Even about deity worship it is stated that if you perform it according to the injunctions, but if you are not initiated, then you get only one percent of the benefit as Jiva Gosvami explains in Bhakti Sandarbha (283):
“The importance of knowing the scriptural procedures of worship is described in the Viṣṇu-rahasya:
avijñāya vidhānoktāṁ hari-pūjā-vidhi-kriyām
kurvan bhaktyā samāpnoti śata-bhāgaṁ vidhānata
“One who worships the deity of Hari with reverence, yet without knowing the prescribed procedure of worship, obtains only one percent of the benefit of doing it properly.”
If one worships the deity with great reverence, as indicated by the word bhaktyā, yet without acquaintance with prescribed procedures, one obtains only one percent of the benefit, otherwise not even that. The guiding authority in the matter of the procedures of worship is the vaiṣṇava-sampradāya, or knowledge received in the disciplic succession related to Viṣṇu.”
And that is only if you do it exactly according to the rules, but how will you know the rules if you don’t have a guru?
The idea is that this is a path of discipline, which you have to understand according to the definition of bhakti. You can get mukti even without a guru but that is a completely different thing. If you want to be a devotee then you have to do favourable service to God – that is what bhakti is: ānakūlyena kṛṣṇānu-śīlanaṁ bhaktir uttamā. Bhakti means love. By love we mean that your life is dedicated to the person whom you love. But that is not our natural inclination. Our natural inclination is to love our body, our mind and things which are related to them, such as our family and possessions. That is natural, you don’t have to acquire it. You are just born with it.
We have not seen God. So in order to start loving somebody whom you have not even seen, loving and dedicating ourselves to Him will not happen just by our own effort and our own understanding due to the fact that we don’t have any experience of it. If you don’t have any experience of bhakti, how are you going to execute it? If you don’t have knowledge of bhakti because you cannot understand it by yourself, then you cannot execute it properly. That’s why we need a teacher from whom we can learn and then practice, otherwise we will keep doing something only according to our own mind.
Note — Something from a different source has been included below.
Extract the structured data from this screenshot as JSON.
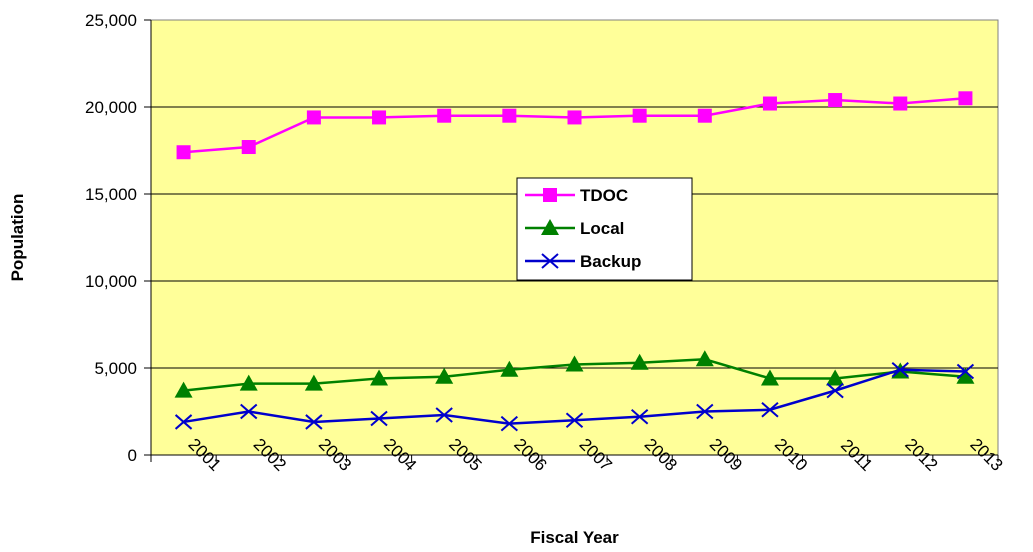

Those activities – chanting or listening to Krsna’s stories, reading Bhagavatam and going to Vrindavana and doing parikrama – have devotional power in them because they are not material. So they will have their influence, but in order to come to bhakti you have to know how to do it. If I want to please you, then I have to know who you are and what pleases you. That’s what bhakti is and that has to be learned. But if you want to be a shanta-bhakta (no personal relationship with God, like a reclusive yogi) then you don’t need to know, because you have no interest in pleasing God. You will sit and meditate, but even that you will have to learn from somebody.
Question: Can one attain Vaikuntha if one has practiced pure bhakti and followed a teacher but has no prema? Can the result of vaidhi bhakti in its perfection be below prema?
Answer: Yes, a shanta-bhakta can go to Vaikuntha and their prema is to meditate on God without the intention to do any service for Him.
Question: It’s a different kind of prema?
Answer: They are also surrendered but without that personal connection, because their concept of God is that He is Brahman personified.
Question: So they can achieve the five types of mukti in Vaikuntha?
Answer: They don’t want the five muktis, their mukti is salokya (to be on the same planet with Bhagavan). They don’t want the others. They don’t want to be close to God, hence they are shanta or neutral. Just like some people like to be alone and sit in their rooms and have no social contacts. They are happy like that, it is their nature, they like to be aloof.
Question: And when you say it is their nature, where does that inclination come from? Does it come from the guru, who gives the seed of that or did they have that inclination before?
Answer: They get the inclination by the seed of the guru who has that inclination.